Results of failure case analysis.
From Table 5, it can be seen that most recognition failure cases can be avoided by adjusting the model performance and testing process. Therefore, further adjustments should be made to the model performance and testing recognition process in the future research.
The study statistically validated different algorithm models, specifically verifying the significant differences between the research algorithm and the traditional LBP model. The results showed z = 18.6, p < 0.001. This indicates that the research algorithm achieved a 16.0% improvement in accuracy compared to the LBP model, with significant statistical significance (p < 0.001). In the 95% confidence interval comparison, the confidence interval for the research algorithm is [91.5% and 93.1%], while that for the LBP algorithm is [74.5% and 78.1%]. In the statistical validation of the genetic algorithm, z = 3.96, p < 0.001. All comparisons were significant (p < 0.01), and there were significant statistical differences between the validation effects of the research algorithm and the traditional algorithm (p < 0.01). Figure 12 shows some pseudocode used in the study. Pseudocode.
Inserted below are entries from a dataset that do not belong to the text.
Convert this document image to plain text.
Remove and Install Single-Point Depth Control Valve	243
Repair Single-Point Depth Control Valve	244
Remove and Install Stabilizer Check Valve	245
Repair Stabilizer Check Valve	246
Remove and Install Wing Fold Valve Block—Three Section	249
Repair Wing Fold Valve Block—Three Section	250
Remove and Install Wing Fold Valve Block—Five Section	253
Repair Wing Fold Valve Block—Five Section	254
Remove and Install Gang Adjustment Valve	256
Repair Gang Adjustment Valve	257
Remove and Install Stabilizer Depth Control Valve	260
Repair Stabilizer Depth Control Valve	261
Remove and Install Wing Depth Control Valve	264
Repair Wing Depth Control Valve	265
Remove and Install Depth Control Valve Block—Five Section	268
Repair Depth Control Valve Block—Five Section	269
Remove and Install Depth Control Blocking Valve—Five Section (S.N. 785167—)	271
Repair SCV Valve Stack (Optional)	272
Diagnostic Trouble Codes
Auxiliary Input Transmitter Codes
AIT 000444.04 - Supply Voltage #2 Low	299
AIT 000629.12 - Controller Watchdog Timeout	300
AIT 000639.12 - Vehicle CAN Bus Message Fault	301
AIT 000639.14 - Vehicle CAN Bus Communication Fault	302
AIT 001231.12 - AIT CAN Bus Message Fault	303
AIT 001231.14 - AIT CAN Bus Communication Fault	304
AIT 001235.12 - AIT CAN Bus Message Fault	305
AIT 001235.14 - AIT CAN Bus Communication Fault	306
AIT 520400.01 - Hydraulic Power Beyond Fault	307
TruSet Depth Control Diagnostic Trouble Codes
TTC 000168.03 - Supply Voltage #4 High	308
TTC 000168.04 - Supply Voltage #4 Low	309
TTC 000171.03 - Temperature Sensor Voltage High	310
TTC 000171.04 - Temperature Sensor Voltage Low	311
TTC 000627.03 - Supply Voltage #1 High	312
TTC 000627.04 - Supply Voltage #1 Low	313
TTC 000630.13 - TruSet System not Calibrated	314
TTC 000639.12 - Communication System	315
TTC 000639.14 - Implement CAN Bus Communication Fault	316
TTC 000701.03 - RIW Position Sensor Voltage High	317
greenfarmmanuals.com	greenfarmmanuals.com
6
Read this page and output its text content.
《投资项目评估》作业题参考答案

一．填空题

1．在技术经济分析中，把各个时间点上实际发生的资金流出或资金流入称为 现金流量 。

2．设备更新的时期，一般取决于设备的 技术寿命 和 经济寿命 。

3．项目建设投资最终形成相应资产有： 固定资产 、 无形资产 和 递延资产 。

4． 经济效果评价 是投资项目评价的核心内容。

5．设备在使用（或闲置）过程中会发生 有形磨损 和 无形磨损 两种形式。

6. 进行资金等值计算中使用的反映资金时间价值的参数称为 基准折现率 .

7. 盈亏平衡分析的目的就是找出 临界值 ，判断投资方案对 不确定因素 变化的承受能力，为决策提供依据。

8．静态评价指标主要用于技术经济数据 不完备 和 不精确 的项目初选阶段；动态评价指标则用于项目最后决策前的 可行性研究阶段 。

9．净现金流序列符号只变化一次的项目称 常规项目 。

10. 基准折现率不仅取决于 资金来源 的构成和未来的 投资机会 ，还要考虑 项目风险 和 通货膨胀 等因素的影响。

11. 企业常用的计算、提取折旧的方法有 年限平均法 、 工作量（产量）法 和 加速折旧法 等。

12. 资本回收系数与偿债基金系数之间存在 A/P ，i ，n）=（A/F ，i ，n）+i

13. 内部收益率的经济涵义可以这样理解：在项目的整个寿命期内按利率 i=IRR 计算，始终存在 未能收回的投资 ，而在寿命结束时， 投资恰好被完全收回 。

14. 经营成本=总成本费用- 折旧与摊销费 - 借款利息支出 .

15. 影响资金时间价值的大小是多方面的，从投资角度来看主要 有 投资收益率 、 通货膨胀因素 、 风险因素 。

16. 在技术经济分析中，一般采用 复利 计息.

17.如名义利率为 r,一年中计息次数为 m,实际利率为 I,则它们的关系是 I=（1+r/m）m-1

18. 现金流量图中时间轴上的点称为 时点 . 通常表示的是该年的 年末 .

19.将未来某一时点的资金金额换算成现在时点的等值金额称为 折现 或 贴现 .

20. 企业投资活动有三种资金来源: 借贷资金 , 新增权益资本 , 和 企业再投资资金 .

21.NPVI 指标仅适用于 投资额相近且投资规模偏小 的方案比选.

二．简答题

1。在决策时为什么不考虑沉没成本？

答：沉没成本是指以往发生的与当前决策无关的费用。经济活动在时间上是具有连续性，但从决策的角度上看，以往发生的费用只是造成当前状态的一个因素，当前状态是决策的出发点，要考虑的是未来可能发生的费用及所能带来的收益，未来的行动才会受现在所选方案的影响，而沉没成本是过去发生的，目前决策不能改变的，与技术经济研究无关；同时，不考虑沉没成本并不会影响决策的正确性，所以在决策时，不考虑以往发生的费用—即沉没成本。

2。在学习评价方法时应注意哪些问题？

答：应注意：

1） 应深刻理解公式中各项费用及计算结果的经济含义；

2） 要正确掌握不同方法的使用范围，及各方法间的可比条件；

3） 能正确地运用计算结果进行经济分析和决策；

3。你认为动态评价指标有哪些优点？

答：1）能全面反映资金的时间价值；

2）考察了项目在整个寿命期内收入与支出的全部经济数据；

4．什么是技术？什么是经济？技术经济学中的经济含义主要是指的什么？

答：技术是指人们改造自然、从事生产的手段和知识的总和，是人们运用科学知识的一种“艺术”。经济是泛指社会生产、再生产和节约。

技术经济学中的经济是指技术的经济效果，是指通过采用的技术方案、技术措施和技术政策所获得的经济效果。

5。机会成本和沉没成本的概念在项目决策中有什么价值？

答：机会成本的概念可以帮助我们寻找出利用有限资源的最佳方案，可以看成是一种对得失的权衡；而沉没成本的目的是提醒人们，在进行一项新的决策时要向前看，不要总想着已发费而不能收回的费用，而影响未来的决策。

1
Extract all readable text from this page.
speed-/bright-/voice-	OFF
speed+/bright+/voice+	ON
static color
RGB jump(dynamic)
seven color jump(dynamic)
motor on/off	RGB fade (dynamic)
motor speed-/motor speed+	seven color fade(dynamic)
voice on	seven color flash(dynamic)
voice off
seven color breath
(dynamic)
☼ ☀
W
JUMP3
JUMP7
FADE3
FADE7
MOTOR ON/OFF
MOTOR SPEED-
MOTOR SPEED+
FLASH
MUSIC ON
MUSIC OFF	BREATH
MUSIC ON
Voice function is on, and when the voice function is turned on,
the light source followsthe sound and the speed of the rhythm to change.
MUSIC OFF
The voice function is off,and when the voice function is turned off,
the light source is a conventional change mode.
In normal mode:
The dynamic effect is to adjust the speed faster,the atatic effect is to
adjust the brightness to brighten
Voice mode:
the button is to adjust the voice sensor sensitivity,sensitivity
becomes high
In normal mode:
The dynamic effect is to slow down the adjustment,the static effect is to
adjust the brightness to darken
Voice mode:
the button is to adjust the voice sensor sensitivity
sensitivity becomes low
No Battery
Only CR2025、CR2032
To reduce the complexity of the model used in the study, the processing of each frequency band in the wavelet transform can be performed in parallel. Additionally, the compensation coefficients can be fixed to eliminate the need for online optimization, and wavelet convolution can be accelerated using a GPU. Overall, the proposed wavelet-GA-MTCNN fusion strategy achieves a significant improvement in accuracy at the cost of approximately a 33% increase in runtime, with occlusion robustness improved by 6.1%, but real-time performance reduced to 6.25 FPS. This makes it suitable for security or access control systems that prioritize accuracy over real-time performance. Therefore, further optimization of feature expression efficiency will be pursued in subsequent research. Since the accuracy difference between the training and testing datasets is minimal, it indicates that the model performs well on unseen data. Additionally, the use of multiple diverse and representative datasets, combined with regularization techniques (such as weight decay) and stability validated through multiple experiments, further supports the model’s generalization ability. Therefore, the high accuracy is more likely due to reasonable model design, proper data preprocessing, and the effective application of regularization techniques, rather than overfitting.
Conclusion
The study proposes a new facial recognition model that integrates wavelet transform, MTCNN, and GA, effectively addressing the issues of insufficient accuracy and significant image noise in existing facial recognition systems. Experiments show that on Dataset 1 and 2, the model achieves maximum accuracy rates of 92.3% and 94.6%, respectively, representing improvements of 8.7%–16.0% over traditional algorithms such as LBP and LGP. The model achieves a recognition success rate of 99.7%, with recall and precision rates of 99.5% and 99.7%, respectively, and an error rate as low as 6.2%, demonstrating significantly superior stability compared to the comparison algorithms. The new method significantly improves the accuracy and robustness of face recognition through wavelet transform denoising, GA-optimized feature compensation, and MTCNN framework improvements. However, the model’s adaptability to facial expressions still requires further optimization.
Footnotes
Funding
The author received no financial support for the research, authorship, and/or publication of this article.
Declaration of conflicting interests
The author declared no potential conflicts of interest with respect to the research, authorship, and/or publication of this article.